There probably isn't a distinct need for the lodge to be outlined as an E.C. lodge, however the dispensation is written and granted by the Grand Master, so it is up to him to decide what the language will be.  The only exception that has been needed was to allow us to meet fewer than ten meetings a year.  Currently, this is granted in the dispensation directly and we are exploring a proposed change to the rules and regulations that would allow us to meet at this frequency without exception.


----------



## Traveling Man (Apr 16, 2011)

chtirrell said:


> There probably isn't a distinct need for the lodge to be outlined as an E.C. lodge, however the dispensation is written and granted by the Grand Master, so it is up to him to decide what the language will be.  The only exception that has been needed was to allow us to meet fewer than ten meetings a year.  Currently, this is granted in the dispensation directly and we are exploring a proposed change to the rules and regulations that would allow us to meet at this frequency without exception.
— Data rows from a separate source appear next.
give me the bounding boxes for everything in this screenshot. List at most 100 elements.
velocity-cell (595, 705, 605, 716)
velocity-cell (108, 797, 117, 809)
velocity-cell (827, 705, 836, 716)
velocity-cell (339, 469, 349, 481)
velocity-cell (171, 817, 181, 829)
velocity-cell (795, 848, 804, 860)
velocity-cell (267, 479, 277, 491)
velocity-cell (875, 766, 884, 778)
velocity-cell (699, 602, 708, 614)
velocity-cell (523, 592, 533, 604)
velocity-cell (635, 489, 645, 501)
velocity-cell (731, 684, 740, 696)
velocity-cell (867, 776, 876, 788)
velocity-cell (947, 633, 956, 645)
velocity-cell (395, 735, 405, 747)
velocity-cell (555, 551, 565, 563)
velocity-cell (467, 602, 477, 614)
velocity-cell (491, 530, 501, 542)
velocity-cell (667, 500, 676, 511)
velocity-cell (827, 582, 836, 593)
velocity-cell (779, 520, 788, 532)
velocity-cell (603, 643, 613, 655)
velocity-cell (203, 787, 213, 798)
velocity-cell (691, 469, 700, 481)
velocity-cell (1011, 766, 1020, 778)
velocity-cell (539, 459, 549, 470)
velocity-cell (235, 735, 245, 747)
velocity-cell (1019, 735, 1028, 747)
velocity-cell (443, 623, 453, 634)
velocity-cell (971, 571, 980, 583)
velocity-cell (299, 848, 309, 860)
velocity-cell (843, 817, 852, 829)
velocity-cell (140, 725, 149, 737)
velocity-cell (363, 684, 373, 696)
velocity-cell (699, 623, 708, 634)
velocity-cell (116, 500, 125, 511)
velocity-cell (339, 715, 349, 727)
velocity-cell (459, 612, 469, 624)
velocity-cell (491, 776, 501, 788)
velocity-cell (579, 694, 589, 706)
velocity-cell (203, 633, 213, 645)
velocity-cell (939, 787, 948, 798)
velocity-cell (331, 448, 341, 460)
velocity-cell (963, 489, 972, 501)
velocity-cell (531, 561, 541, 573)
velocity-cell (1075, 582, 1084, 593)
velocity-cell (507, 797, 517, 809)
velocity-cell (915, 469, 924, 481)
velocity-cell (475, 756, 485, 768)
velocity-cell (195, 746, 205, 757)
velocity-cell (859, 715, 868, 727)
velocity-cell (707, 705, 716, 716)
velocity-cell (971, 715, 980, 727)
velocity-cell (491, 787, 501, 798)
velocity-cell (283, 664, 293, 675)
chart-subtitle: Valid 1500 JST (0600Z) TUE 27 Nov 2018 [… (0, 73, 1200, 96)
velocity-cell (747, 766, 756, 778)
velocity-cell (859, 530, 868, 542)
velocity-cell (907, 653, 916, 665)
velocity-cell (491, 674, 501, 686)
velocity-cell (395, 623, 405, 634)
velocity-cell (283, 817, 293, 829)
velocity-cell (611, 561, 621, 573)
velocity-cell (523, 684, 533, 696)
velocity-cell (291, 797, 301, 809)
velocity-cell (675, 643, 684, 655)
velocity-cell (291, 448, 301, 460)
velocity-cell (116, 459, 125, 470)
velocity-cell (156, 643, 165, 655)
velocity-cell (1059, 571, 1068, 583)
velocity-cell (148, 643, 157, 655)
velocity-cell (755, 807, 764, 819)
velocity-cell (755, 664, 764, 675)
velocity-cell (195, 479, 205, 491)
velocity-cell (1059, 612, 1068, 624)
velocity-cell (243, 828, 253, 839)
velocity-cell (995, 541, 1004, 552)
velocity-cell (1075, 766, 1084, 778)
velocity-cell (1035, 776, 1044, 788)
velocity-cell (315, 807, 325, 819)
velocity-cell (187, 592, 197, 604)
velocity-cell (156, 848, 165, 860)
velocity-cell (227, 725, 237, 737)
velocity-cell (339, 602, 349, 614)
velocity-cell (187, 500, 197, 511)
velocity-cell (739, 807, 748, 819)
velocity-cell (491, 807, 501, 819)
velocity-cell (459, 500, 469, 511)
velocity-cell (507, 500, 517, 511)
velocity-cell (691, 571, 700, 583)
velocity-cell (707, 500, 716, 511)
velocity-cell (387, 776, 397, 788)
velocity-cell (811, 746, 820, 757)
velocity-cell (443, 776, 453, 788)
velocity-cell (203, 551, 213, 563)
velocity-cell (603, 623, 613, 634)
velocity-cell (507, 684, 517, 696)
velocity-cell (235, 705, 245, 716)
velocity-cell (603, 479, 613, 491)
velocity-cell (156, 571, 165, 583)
 I certainly hope that affinity lodges identify themselves as such. I would rather seek them out than the typical hum drum we have now with rotating lines, bang out degrees without the candidate knowing who is the "real" Worshipful Master, or having a WM that can't or won't do the work! Maybe now with so many lodges not having enough resources to keep their doors open the idea of a Masonic Centre might take hold. (another foreign concept that works).


----------